TRACK MARKS: “The Bleeding Heart Show” by the New Pornographers

Having your song used in commercials is a double-edged sword for artists. For many indie bands, I’m sure the royalties are welcome and hard to turn down, but it’s also the sort of thing that can follow an artist around for life (exhibits A, B, C, infinity: just about anyone who’s been featured in an Apple spot). A good pairing, though, can elevate something potentially mechanical and soulless to memorable, even transcendent. It helps, of course, if the song itself reaches those heights already. Such is the case with the New Pornographers’ anthem “The Bleeding Heart Show,” whose spangly hey-la hey-la chorus is best known for being prominently featured in a commercial for the for-profit educational center University of Phoenix, of all things. It’s also one of the most perfectly constructed pop songs of the past decade.
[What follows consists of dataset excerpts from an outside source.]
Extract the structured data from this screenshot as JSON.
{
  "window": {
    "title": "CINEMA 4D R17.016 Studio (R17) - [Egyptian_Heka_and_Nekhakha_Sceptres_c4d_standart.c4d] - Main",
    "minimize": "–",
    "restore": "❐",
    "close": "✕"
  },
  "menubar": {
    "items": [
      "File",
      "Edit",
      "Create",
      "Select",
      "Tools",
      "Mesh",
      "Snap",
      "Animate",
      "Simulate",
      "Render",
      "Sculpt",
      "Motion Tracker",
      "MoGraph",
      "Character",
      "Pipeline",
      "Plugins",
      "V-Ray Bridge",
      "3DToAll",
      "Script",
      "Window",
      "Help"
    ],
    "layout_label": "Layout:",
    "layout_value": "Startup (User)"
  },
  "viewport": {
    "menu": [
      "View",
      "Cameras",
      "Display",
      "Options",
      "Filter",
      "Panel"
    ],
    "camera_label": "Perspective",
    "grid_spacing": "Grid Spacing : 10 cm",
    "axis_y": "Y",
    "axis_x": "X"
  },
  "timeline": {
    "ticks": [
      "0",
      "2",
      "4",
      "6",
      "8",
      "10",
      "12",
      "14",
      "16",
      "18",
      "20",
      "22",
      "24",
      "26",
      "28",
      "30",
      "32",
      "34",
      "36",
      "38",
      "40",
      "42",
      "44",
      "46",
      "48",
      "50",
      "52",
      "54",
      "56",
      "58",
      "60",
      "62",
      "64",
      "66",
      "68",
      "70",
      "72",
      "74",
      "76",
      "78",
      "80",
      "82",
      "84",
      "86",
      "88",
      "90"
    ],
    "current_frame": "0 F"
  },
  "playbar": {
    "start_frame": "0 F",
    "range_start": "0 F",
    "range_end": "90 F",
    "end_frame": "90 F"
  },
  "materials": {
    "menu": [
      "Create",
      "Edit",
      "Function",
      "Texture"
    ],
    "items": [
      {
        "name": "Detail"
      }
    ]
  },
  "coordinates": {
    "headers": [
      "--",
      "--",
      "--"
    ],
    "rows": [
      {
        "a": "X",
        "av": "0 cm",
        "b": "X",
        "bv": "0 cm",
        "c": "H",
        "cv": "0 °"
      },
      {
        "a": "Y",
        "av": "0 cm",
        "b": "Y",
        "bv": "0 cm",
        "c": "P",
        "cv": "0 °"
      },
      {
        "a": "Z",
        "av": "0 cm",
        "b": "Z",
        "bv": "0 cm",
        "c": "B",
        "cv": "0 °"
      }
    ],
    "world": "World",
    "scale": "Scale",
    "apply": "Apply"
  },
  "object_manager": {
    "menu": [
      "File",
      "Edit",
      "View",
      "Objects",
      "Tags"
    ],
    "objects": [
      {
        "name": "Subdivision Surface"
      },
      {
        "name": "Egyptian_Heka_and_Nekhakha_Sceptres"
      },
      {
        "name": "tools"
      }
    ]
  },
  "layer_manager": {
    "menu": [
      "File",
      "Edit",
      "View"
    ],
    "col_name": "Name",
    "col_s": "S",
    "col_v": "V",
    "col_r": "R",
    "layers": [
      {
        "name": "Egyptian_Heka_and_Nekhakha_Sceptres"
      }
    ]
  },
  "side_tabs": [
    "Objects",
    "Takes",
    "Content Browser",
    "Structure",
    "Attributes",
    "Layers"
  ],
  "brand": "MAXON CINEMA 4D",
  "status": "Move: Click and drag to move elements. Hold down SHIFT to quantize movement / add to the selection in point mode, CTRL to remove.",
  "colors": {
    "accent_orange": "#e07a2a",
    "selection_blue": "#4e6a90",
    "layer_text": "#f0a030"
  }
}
The album it comes from, Twin Cinema, was released a decade ago, and though the band has released many ear-wormy delights since then, “The Bleeding Heart Show” has become one of their signature songs. The New Pornographers are something of an indie supergroup, spearheaded by A.C. Newman trading vocals with Dan Bejar of Destroyer and the volcanically talented Neko Case, backed up by other journeymen and women. They’ve put out six records since first forming in 2003, and each one harnesses the alchemical joy of a group of good friends getting back together again. It’s like The Big Chill, except without the Boomer moping and everyone’s singing songs they wrote together instead of Motown classics.

As a band, The New Pornographers seem incapable of making something without a hook. On paper “The Bleeding Heart Show” has a classic three-part structure, but that’s liberating for the song rather than limiting. It begins quietly with the plaintive chords of a lone piano. The drums kick in with Newman’s vocals, the lyrics somewhat nonsensical but seeming to detail the hazy morning after a rager, an impression reflected in the music, which sounds like it’s fumbling toward what it wants to be. But it moves swiftly after two verses into the bridge, the drums escalating as Newman and Case build in urgency and solidarity, joined by a melodica, the harmonica’s carnival cousin. Then Newman drops out and a chorus of “oohs” takes over, carrying us as the instruments begin locking together and surging forward, exploding into the “hey-la” finale. It’s a fist-pumping, chest-swelling blast of emotion, and for the next sixty seconds it seems the band may go on forever, backing up each epic moment in your life.

The New Pornographers play Prospect Park on Saturday, July 10th, for free, if you’re in the area.